Jika hal ini kita kaitkan dengan pemerintahan kita saat ini maka yang memiliki kewenangan dalam masalah di atas adalah Dewan Perwakilan Rakyat. Lemabaga ini adalah lembaga yang mengurusi Undang-Undang dan hukum yang relevan dengan situasi untuk kemaslahatan hidup manusia dan sekaligus mengawasi pelaksanaan hukum tersebut. Sedangkan dalam sebuah negara Islam yang berwenang dalam hal ini adalah Majlis Tanfidz, yang mana di dalamnya di duduki oleh para mujtahid dan ulama fatwa. Dalam masalah ini kewenangannya tidak lepas dari dua perkara, yaitu : 1) jika perkara yang dinisbatkan ada nasnya, maka tugas mereka adalah memahami nas dan menjelaskan hukum yang ditunjukkannya.2) jika suatu perkara tidak ada nasnya, maka tugas mereka adalah menganalogikan dengan perkara yang ada nasnya, dan mengistinbatkan hukum dengan jalan ijtihad serta mencari sebab dan menelitinya. Hal ini dikarenakan dalam pemerintahan Islam mempunyai undang-undang pokok dari Tuhan yang disyariatkan Allah SWT didalam Al-Qur’an dan Hadis. Maka apabila di dalam suatu undang-undang terdapat nas, maka wajib diikuti. Dan tugas para ulama adalah membahas dan mengetahui hukum yang dimaksud oleh isi kandungan nas tersebut, sehingga aplikasi hukum menjadi benar. Apabila didalam suatu unadang-undang tidak ada nas, maka para Mujthid (ahli hukum) tersebut harus berijtihad dan beristinbat hal ini sebagai dasar undang-undang. Selanjutnya para Mujtahid tersebut tinggal menetapkan hukum terhadap perkara yang ada nasnya.

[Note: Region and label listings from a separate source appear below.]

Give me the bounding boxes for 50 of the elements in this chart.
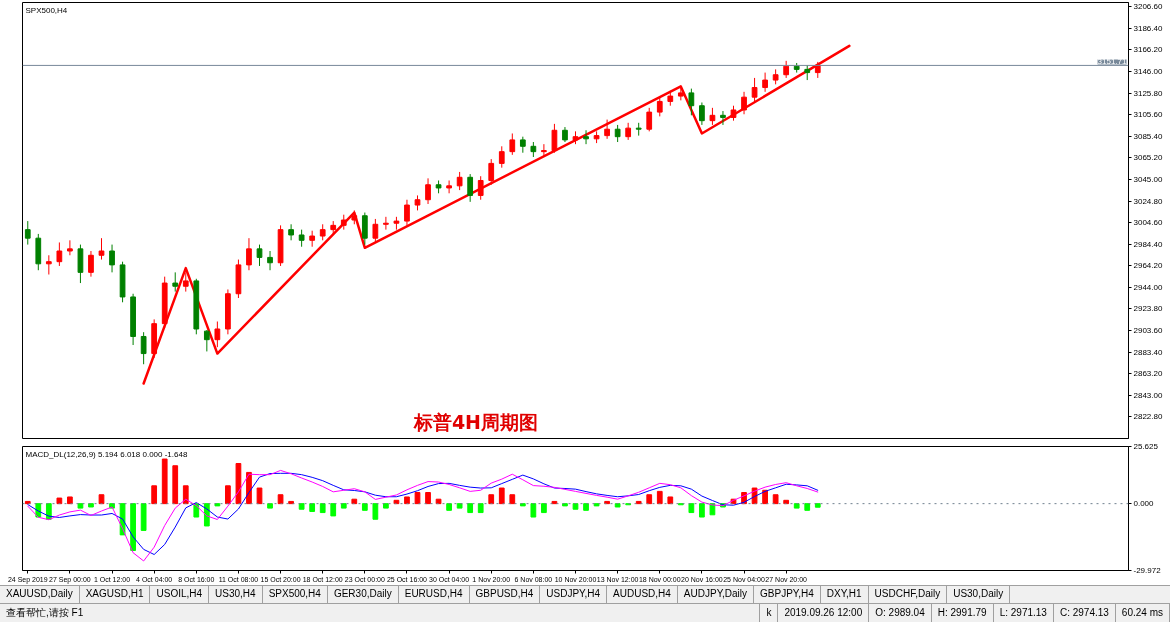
y-tick-label: 2984.40 [1133,239,1163,249]
y-tick-label: 3045.00 [1133,174,1163,184]
y-tick-label: 3186.40 [1133,23,1163,33]
y-tick-label: 3146.00 [1133,67,1163,77]
text: USOIL,H4 [150,586,210,603]
text: 2019.09.26 12:00 [778,604,870,622]
text: C: 2974.13 [1053,604,1116,622]
y-tick-label: 3065.20 [1133,153,1163,163]
y-tick-label: 2903.60 [1133,325,1163,335]
y-tick-label: -29.972 [1133,566,1162,575]
y-tick-label: 3004.60 [1133,218,1163,228]
text: DXY,H1 [820,586,869,603]
y-tick-label: 3125.80 [1133,88,1163,98]
y-tick-label: 2883.40 [1133,347,1163,357]
text: XAGUSD,H1 [79,586,151,603]
text: 查看帮忙,请按 F1 [0,604,761,622]
text: USDJPY,H4 [540,586,608,603]
y-tick-label: 3166.20 [1133,45,1163,55]
text: k [760,604,779,622]
y-tick-label: 25.625 [1133,442,1159,451]
text: USDCHF,Daily [868,586,948,603]
text: GER30,Daily [327,586,399,603]
text: SPX500,H4 [262,586,328,603]
y-tick-label: 3206.60 [1133,2,1163,12]
chart-title: MACD_DL(12,26,9) 5.194 6.018 0.000 -1.648 [25,449,188,459]
text: GBPJPY,H4 [754,586,821,603]
text: US30,H4 [209,586,263,603]
y-tick-label: 3024.80 [1133,196,1163,206]
text: GBPUSD,H4 [469,586,541,603]
text: AUDJPY,Daily [677,586,755,603]
annotation: 标普4H周期图 [412,410,539,433]
y-tick-label: 2944.00 [1133,282,1163,292]
text: 60.24 ms [1115,604,1170,622]
y-tick-label: 3105.60 [1133,110,1163,120]
text: AUDUSD,H4 [607,586,678,603]
y-tick-label: 3085.40 [1133,131,1163,141]
text: US30,Daily [947,586,1011,603]
chart-title: SPX500,H4 [25,5,68,15]
y-tick-label: 2964.20 [1133,261,1163,271]
text: O: 2989.04 [869,604,932,622]
y-tick-label: 2843.00 [1133,390,1163,400]
text: XAUUSD,Daily [0,586,80,603]
y-tick-label: 2863.20 [1133,369,1163,379]
text: L: 2971.13 [993,604,1054,622]
ref-line-label: 3151.71 [1097,57,1128,67]
y-tick-label: 0.000 [1133,499,1155,509]
y-tick-label: 2923.80 [1133,304,1163,314]
y-tick-label: 2822.80 [1133,412,1163,422]
text: H: 2991.79 [931,604,994,622]
text: EURUSD,H4 [398,586,470,603]
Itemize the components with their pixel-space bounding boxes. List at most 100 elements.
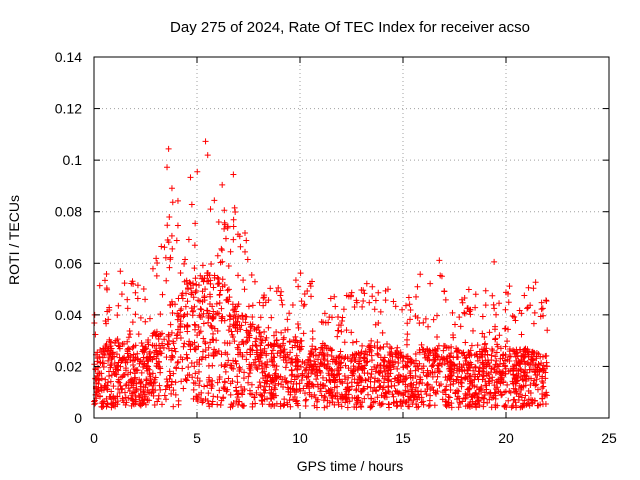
data-point xyxy=(457,323,464,330)
data-point xyxy=(392,387,399,394)
data-point xyxy=(312,346,319,353)
y-tick-label: 0.12 xyxy=(55,101,82,117)
data-point xyxy=(127,331,134,338)
data-point xyxy=(292,333,299,340)
data-point xyxy=(195,368,202,375)
data-point xyxy=(444,401,451,408)
data-point xyxy=(502,363,509,370)
data-point xyxy=(166,337,173,344)
data-point xyxy=(195,391,202,398)
data-point xyxy=(384,341,391,348)
data-point xyxy=(301,291,308,298)
data-point xyxy=(174,310,181,317)
data-point xyxy=(447,373,454,380)
data-point xyxy=(450,332,457,339)
data-point xyxy=(342,354,349,360)
data-point xyxy=(434,334,441,341)
data-point xyxy=(405,397,412,404)
data-point xyxy=(427,392,434,399)
data-point xyxy=(320,355,327,362)
data-point xyxy=(112,370,119,377)
data-point xyxy=(224,361,231,368)
data-point xyxy=(191,363,198,370)
data-point xyxy=(489,377,496,384)
data-point xyxy=(181,260,188,267)
data-point xyxy=(502,343,509,350)
data-point xyxy=(143,362,150,369)
data-point xyxy=(214,379,221,386)
data-point xyxy=(236,364,243,371)
data-point xyxy=(185,364,192,371)
data-point xyxy=(257,349,264,356)
data-point xyxy=(427,385,434,392)
data-point xyxy=(121,389,128,396)
data-point xyxy=(142,384,149,391)
data-point xyxy=(164,164,171,171)
data-point xyxy=(515,396,522,403)
data-point xyxy=(506,353,513,360)
data-point xyxy=(177,320,184,327)
data-point xyxy=(253,364,260,371)
data-point xyxy=(385,404,392,411)
data-point xyxy=(115,342,122,349)
x-tick-label: 5 xyxy=(193,430,201,446)
data-point xyxy=(217,402,224,409)
data-point xyxy=(107,362,114,369)
data-point xyxy=(193,393,200,400)
data-point xyxy=(338,378,345,385)
data-point xyxy=(245,379,252,386)
data-point xyxy=(235,398,242,405)
data-point xyxy=(105,357,112,364)
data-point xyxy=(421,351,428,358)
data-point xyxy=(543,363,550,370)
data-point xyxy=(210,337,217,344)
data-point xyxy=(190,294,197,301)
data-point xyxy=(412,384,419,391)
data-point xyxy=(140,364,147,371)
data-point xyxy=(397,349,404,356)
data-point xyxy=(321,404,328,411)
data-point xyxy=(222,368,229,375)
data-point xyxy=(124,305,131,312)
data-point xyxy=(181,312,188,319)
x-tick-label: 20 xyxy=(498,430,514,446)
data-point xyxy=(299,358,306,365)
data-point xyxy=(323,364,330,371)
data-point xyxy=(501,403,508,410)
data-point xyxy=(390,298,397,305)
data-point xyxy=(204,152,211,159)
data-point xyxy=(492,335,499,342)
data-point xyxy=(101,277,108,284)
data-point xyxy=(137,314,144,321)
data-point xyxy=(211,197,218,204)
data-point xyxy=(188,201,195,208)
data-point xyxy=(434,312,441,319)
data-point xyxy=(124,338,131,345)
data-point xyxy=(201,297,208,304)
data-point xyxy=(122,365,129,372)
data-point xyxy=(242,248,249,255)
data-point xyxy=(375,289,382,296)
data-point xyxy=(434,361,441,368)
data-point xyxy=(466,390,473,397)
data-point xyxy=(166,214,173,221)
data-point xyxy=(381,393,388,400)
data-point xyxy=(116,343,123,350)
data-point xyxy=(340,306,347,313)
data-point xyxy=(206,291,213,298)
data-point xyxy=(424,381,431,388)
data-point xyxy=(382,373,389,380)
data-point xyxy=(149,332,156,339)
data-point xyxy=(344,404,351,411)
data-point xyxy=(198,306,205,313)
data-point xyxy=(232,314,239,321)
data-point xyxy=(373,365,380,372)
data-point xyxy=(472,291,479,298)
data-point xyxy=(305,358,312,365)
data-point xyxy=(321,393,328,400)
data-point xyxy=(110,383,117,390)
data-point xyxy=(521,346,528,353)
data-point xyxy=(525,375,532,382)
data-point xyxy=(357,399,364,406)
data-point xyxy=(104,400,111,407)
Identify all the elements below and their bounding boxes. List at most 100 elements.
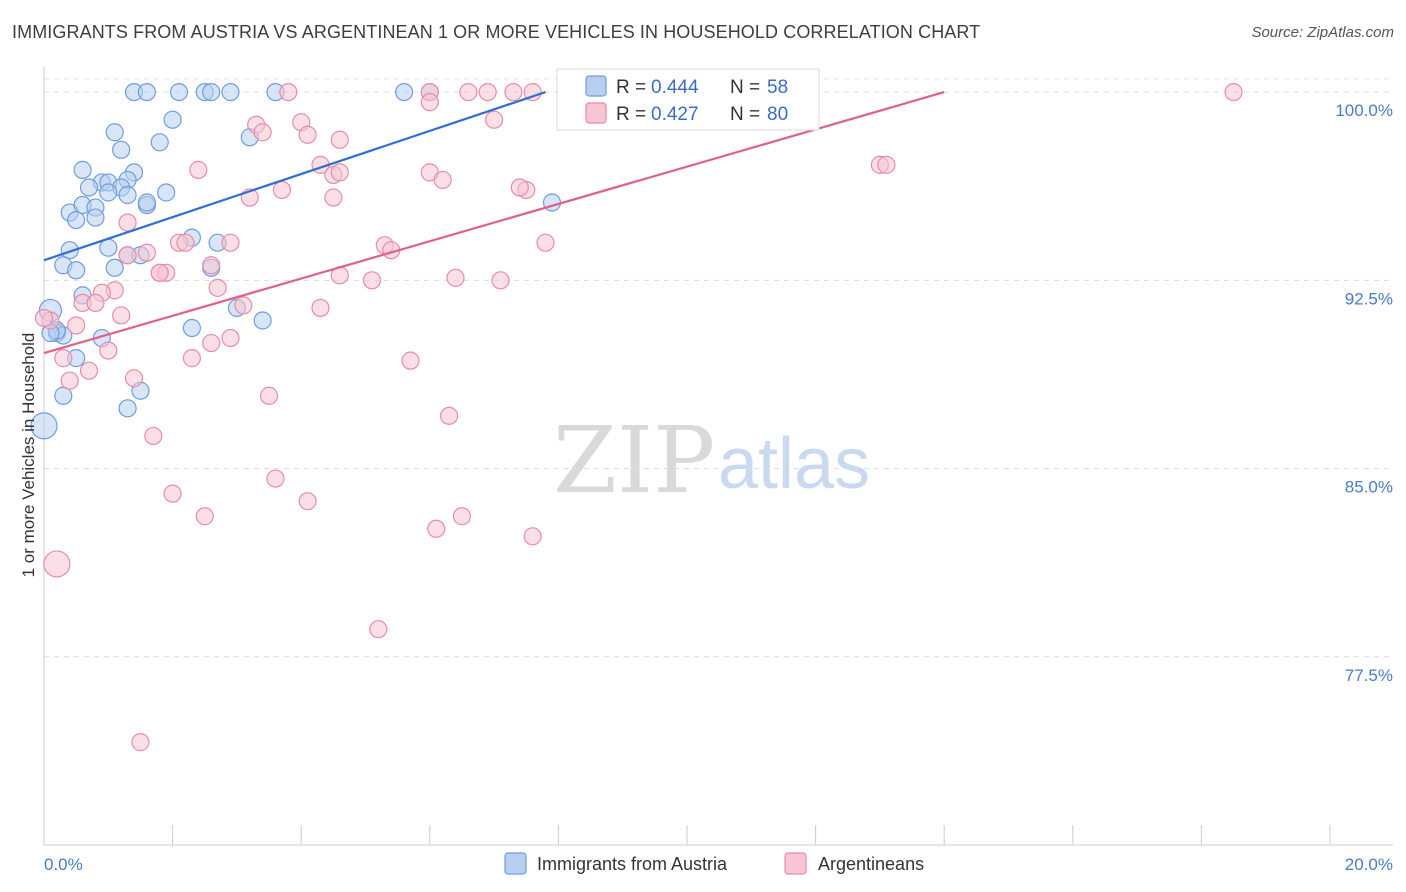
- correlation-legend: R = 0.444 N = 58 R = 0.427 N = 80: [556, 68, 820, 131]
- y-tick-label: 77.5%: [1345, 666, 1393, 685]
- argentineans-point: [446, 268, 465, 287]
- watermark-zip: ZIP: [553, 407, 715, 514]
- argentineans-point: [523, 527, 542, 546]
- legend-n-value-austria: 58: [767, 77, 788, 98]
- argentineans-point: [208, 278, 227, 297]
- argentineans-point: [60, 371, 79, 390]
- argentineans-point: [536, 233, 555, 252]
- bottom-legend-swatch-argentineans: [784, 852, 807, 875]
- argentineans-point: [485, 110, 504, 129]
- argentineans-point: [401, 351, 420, 370]
- austria-trend-line: [43, 91, 546, 262]
- austria-point: [99, 183, 118, 202]
- austria-point: [394, 82, 414, 102]
- argentineans-point: [202, 333, 221, 353]
- argentineans-point: [298, 125, 317, 144]
- argentineans-point: [311, 298, 330, 318]
- austria-point: [150, 133, 169, 152]
- argentineans-point: [330, 163, 349, 182]
- argentineans-point: [427, 519, 446, 538]
- austria-point: [105, 258, 124, 277]
- austria-point: [163, 110, 182, 129]
- argentineans-point: [79, 361, 99, 380]
- argentineans-point: [99, 341, 118, 360]
- austria-point: [253, 311, 272, 330]
- argentineans-point: [118, 246, 137, 265]
- argentineans-point: [504, 82, 523, 102]
- argentineans-point: [137, 243, 156, 262]
- bottom-legend-swatch-austria: [504, 852, 527, 875]
- argentineans-point: [478, 82, 497, 102]
- trend-lines: [43, 91, 945, 355]
- argentineans-point: [324, 188, 343, 207]
- austria-point: [112, 140, 131, 159]
- austria-point: [221, 82, 240, 102]
- y-tick-label: 85.0%: [1345, 478, 1393, 497]
- bottom-legend-label-argentineans: Argentineans: [818, 854, 924, 874]
- watermark-atlas: atlas: [718, 424, 870, 504]
- austria-point: [202, 82, 221, 102]
- argentineans-point: [43, 550, 71, 578]
- legend-n-label-argentineans: N =: [730, 104, 760, 125]
- argentineans-point: [34, 308, 54, 328]
- argentineans-point: [439, 406, 459, 425]
- austria-point: [118, 399, 137, 418]
- y-axis-title: 1 or more Vehicles in Household: [19, 333, 38, 578]
- argentineans-point: [298, 492, 317, 511]
- legend-r-label-argentineans: R =: [616, 104, 646, 125]
- argentineans-point: [369, 620, 388, 639]
- argentineans-point: [202, 256, 221, 275]
- legend-r-label-austria: R =: [616, 77, 646, 98]
- austria-point: [73, 160, 92, 179]
- argentineans-point: [266, 469, 285, 488]
- x-tick-label-max: 20.0%: [1345, 855, 1393, 874]
- argentineans-point: [189, 160, 208, 179]
- bottom-legend-label-austria: Immigrants from Austria: [537, 854, 728, 874]
- argentineans-point: [362, 271, 382, 290]
- austria-point: [86, 208, 105, 227]
- argentineans-point: [330, 130, 349, 149]
- argentineans-point: [144, 426, 163, 446]
- argentineans-point: [182, 349, 201, 368]
- argentineans-point: [433, 170, 452, 190]
- argentineans-point: [67, 316, 86, 335]
- series-austria-points: [30, 82, 562, 440]
- legend-swatch-argentineans: [585, 102, 607, 124]
- argentineans-point: [54, 349, 73, 368]
- legend-swatch-austria: [585, 75, 607, 97]
- austria-point: [54, 386, 73, 405]
- argentineans-point: [112, 306, 131, 325]
- argentineans-point: [272, 180, 292, 200]
- argentineans-point: [877, 155, 896, 174]
- austria-point: [60, 241, 79, 260]
- legend-r-value-argentineans: 0.427: [651, 104, 699, 125]
- argentineans-point: [459, 82, 478, 102]
- austria-point: [30, 412, 58, 440]
- argentineans-point: [221, 328, 240, 348]
- argentineans-trend-line: [43, 91, 945, 355]
- chart-title: IMMIGRANTS FROM AUSTRIA VS ARGENTINEAN 1…: [12, 22, 981, 42]
- austria-point: [157, 183, 176, 202]
- argentineans-point: [279, 82, 298, 102]
- argentineans-point: [452, 507, 472, 526]
- axes: [43, 67, 1393, 846]
- legend-r-value-austria: 0.444: [651, 77, 699, 98]
- argentineans-point: [221, 233, 240, 252]
- argentineans-point: [491, 271, 510, 290]
- gridlines: [44, 78, 1393, 658]
- source-label: Source: ZipAtlas.com: [1251, 24, 1394, 41]
- argentineans-point: [510, 178, 529, 197]
- austria-point: [137, 193, 156, 212]
- austria-point: [67, 210, 86, 230]
- argentineans-point: [420, 93, 439, 112]
- argentineans-point: [118, 213, 137, 232]
- argentineans-point: [131, 733, 150, 752]
- argentineans-point: [1224, 82, 1243, 102]
- argentineans-point: [523, 82, 542, 102]
- y-tick-label: 100.0%: [1335, 101, 1393, 120]
- x-tick-label-min: 0.0%: [44, 855, 83, 874]
- y-tick-label: 92.5%: [1345, 289, 1393, 308]
- austria-point: [182, 318, 201, 338]
- argentineans-point: [195, 507, 214, 526]
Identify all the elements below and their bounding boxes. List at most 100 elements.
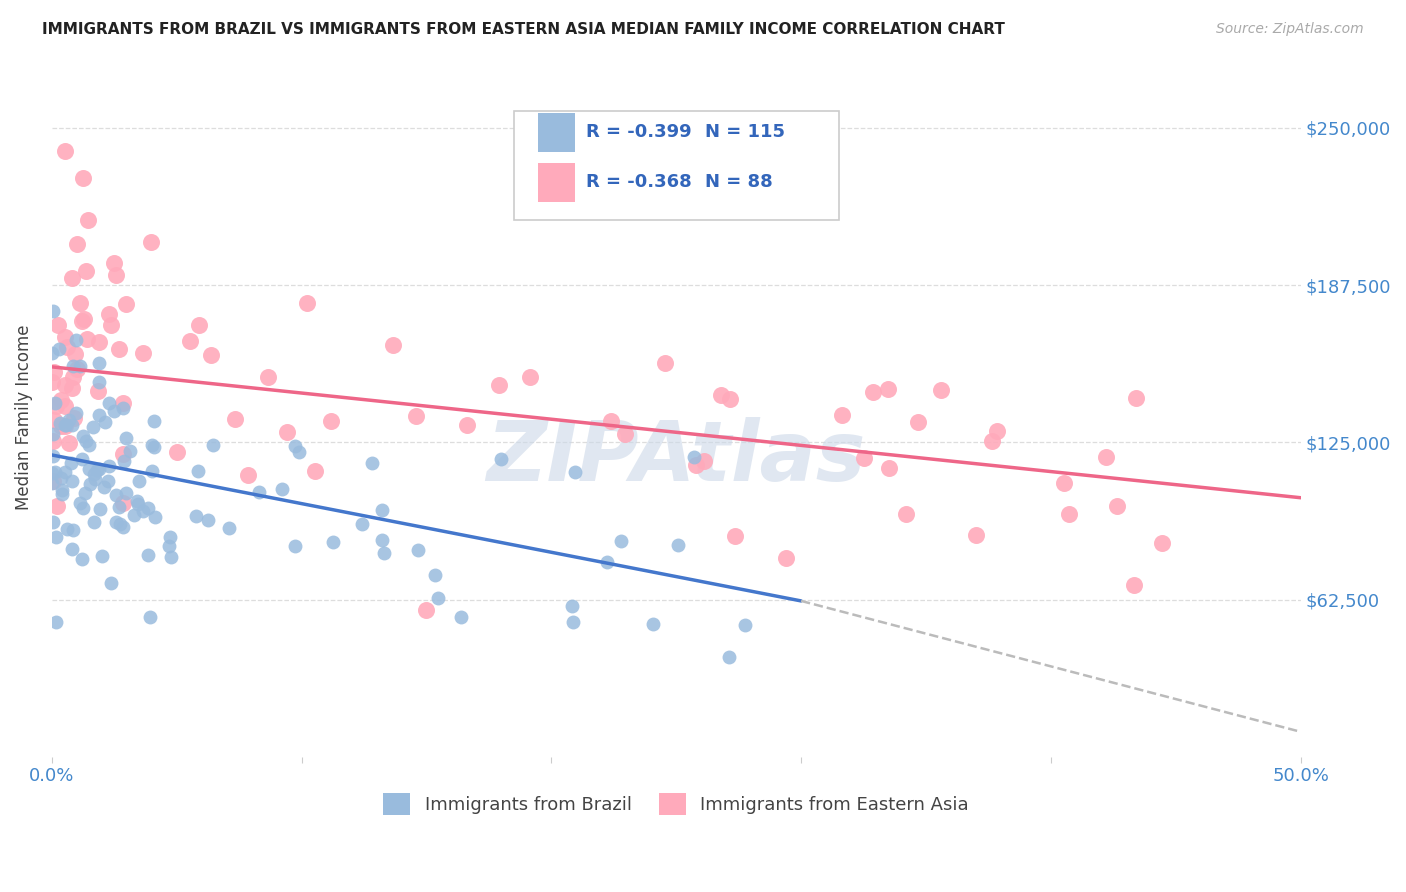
Point [519, 370, 541, 384]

Setiap pemerintahan Islam Pada setiap masa pasti membutuhkan segolongan Ulama’ ahli ijtihad yang memenuhi syarat dan berkemampuan sempurna dalam memahami nas dasar undang-undang Tuhan dan peranannya. Selain itu harus pula menguasai ketetapan hukum terhadap masalah dan persoalan baru yang muncul tentang kemaslahatan dan kebutuhan manusia.4
Tasyri’iyah (lembaga legislatif) dalam suatu negara Islam juga memiliki sejumlah fungsi lain yang harus dilakukan, yaitu:
Jika terdapat pedoman-pedoman yang jelas dari Tuhan dan Rasul-Nya., meskipun legislatif tidak dapat mengubah atau menggantinya, namun demikian dalam hal ini hanya legislatiflah yang lebih berkompoten untuk menegakkannya dalam susunan dan bentuk pasal demi pasal, dengan menggunakan defenisi-defenisi yang relevan serta rincian-rinciannya, juga menciptakan peraturan-peraturan dan undang-undang untuk mengundangkannya.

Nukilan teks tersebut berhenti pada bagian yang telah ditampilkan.